Medical treatment, food and even entertainment are being offered to those living in tent cities.
"Our priority is protecting the lives of those who survived, of the families currently in temporary camps and of those who still need a safe place," Ms Rodriguez said.
However there have been cases where international aid workers and the media have been blocked from entering some of the worst affected areas.
A military checkpoint has been set up on highway heading into La Guaira from the capital Caracas.
"I really want the world to know what's really going on here,"Mr Sousa said.
"The government is supposed to support us in this situation but it's the opposite. I don't understand why they want to hurt us so much."

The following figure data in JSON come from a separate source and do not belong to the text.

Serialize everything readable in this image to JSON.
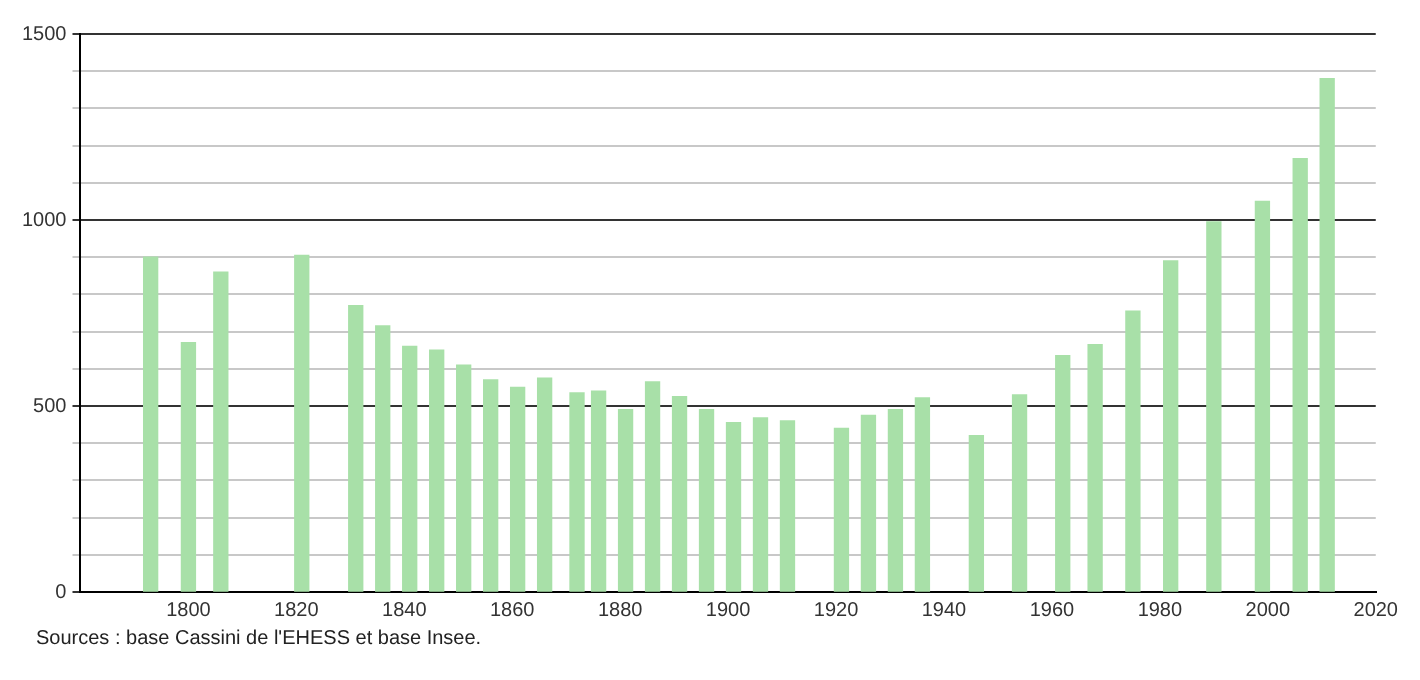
{
  "chart_data": {
    "type": "bar",
    "x": [
      1793,
      1800,
      1806,
      1821,
      1831,
      1836,
      1841,
      1846,
      1851,
      1856,
      1861,
      1866,
      1872,
      1876,
      1881,
      1886,
      1891,
      1896,
      1901,
      1906,
      1911,
      1921,
      1926,
      1931,
      1936,
      1946,
      1954,
      1962,
      1968,
      1975,
      1982,
      1990,
      1999,
      2006,
      2011
    ],
    "values": [
      900,
      670,
      860,
      905,
      770,
      715,
      660,
      650,
      610,
      570,
      550,
      575,
      535,
      540,
      490,
      565,
      525,
      490,
      455,
      468,
      460,
      440,
      475,
      490,
      522,
      420,
      530,
      635,
      665,
      755,
      890,
      995,
      1050,
      1165,
      1380
    ],
    "color": "#a8e0a8",
    "xlim": [
      1780,
      2020
    ],
    "xticks": [
      1800,
      1820,
      1840,
      1860,
      1880,
      1900,
      1920,
      1940,
      1960,
      1980,
      2000,
      2020
    ],
    "ylim": [
      0,
      1500
    ],
    "yticks": [
      0,
      {
        "value": 100,
        "label": null
      },
      {
        "value": 200,
        "label": null
      },
      {
        "value": 300,
        "label": null
      },
      {
        "value": 400,
        "label": null
      },
      500,
      {
        "value": 600,
        "label": null
      },
      {
        "value": 700,
        "label": null
      },
      {
        "value": 800,
        "label": null
      },
      {
        "value": 900,
        "label": null
      },
      1000,
      {
        "value": 1100,
        "label": null
      },
      {
        "value": 1200,
        "label": null
      },
      {
        "value": 1300,
        "label": null
      },
      {
        "value": 1400,
        "label": null
      },
      1500
    ],
    "grid": "y",
    "legend": false,
    "annotations": [
      "Sources : base Cassini de l'EHESS et base Insee."
    ]
  }
}
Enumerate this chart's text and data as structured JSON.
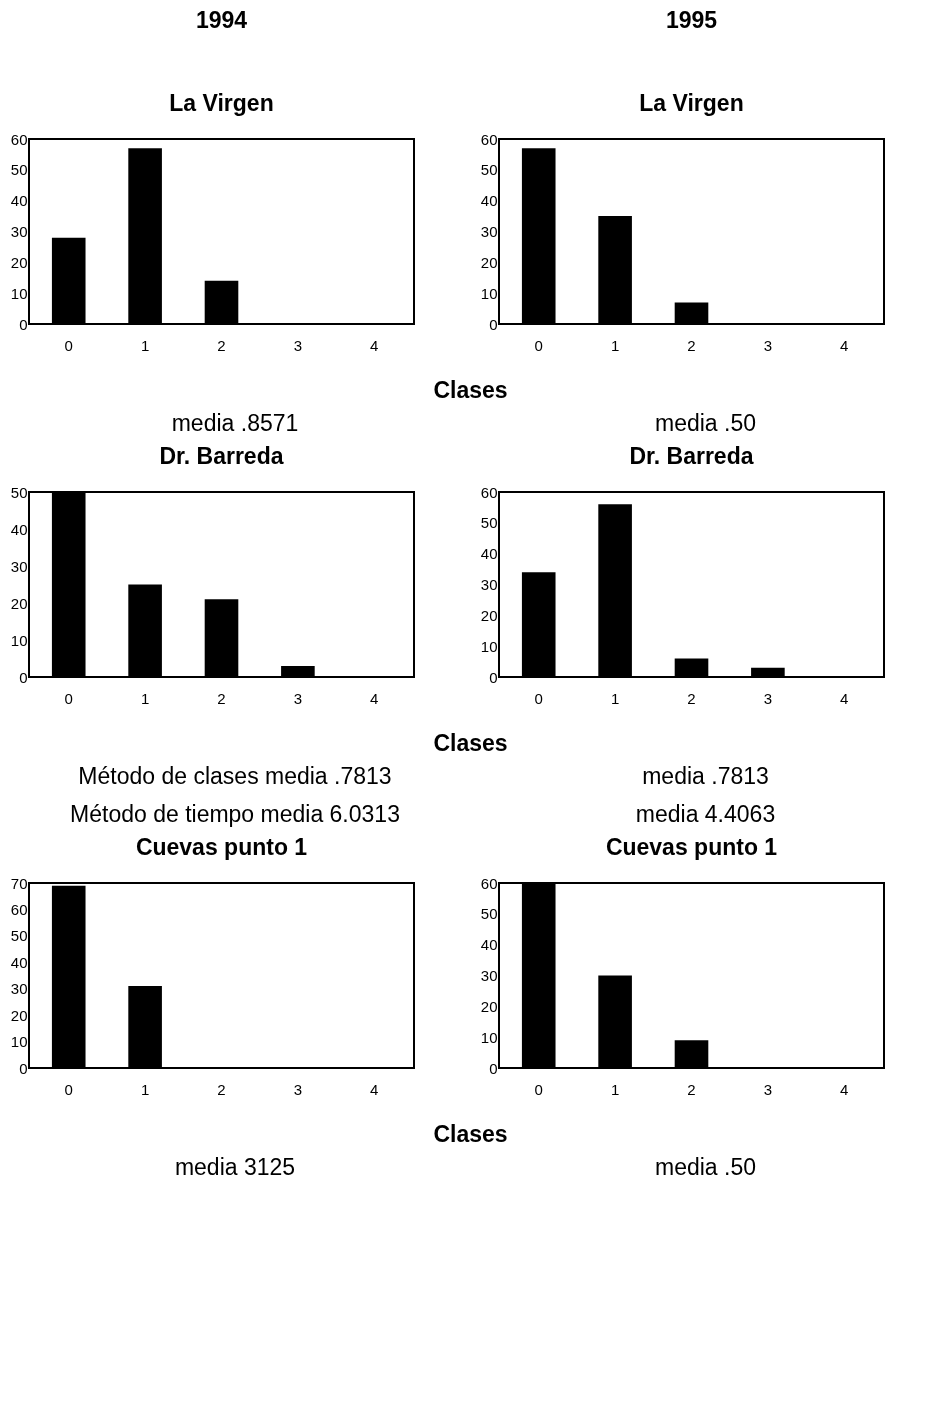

Living among the 16,000 homeless
Preliminary data from NASA estimates close to 60,000 buildings were damaged or destroyed across Venezuela.
At least 2,295 people are reported to have died.
Many Venezuelans believe they will never know the real death toll.
Some buildings are already being demolished without being fully searched because authorities have deemed the risk too high to investigate properly.
This disaster presents more long-term challenges for a country that was already in the midst of humanitarian, economic, and political crises.
The Venezuelan government has reported that 16,000 people are now homeless.
Luzmarina Pirela is living in a tent with nine members of her family including her baby grandchild.
The family was renting in Caracas when its home was destroyed.
"At the beginning we were sleeping on the sidewalk on the streets outdoors for a few days," she said.
Her family moved to Caracas from a regional province searching for employment and a better life. Now they are living in a park with hundreds of others displaced people.
"I don't want to be here, I feel horrible and we don't know what to do because we have no house."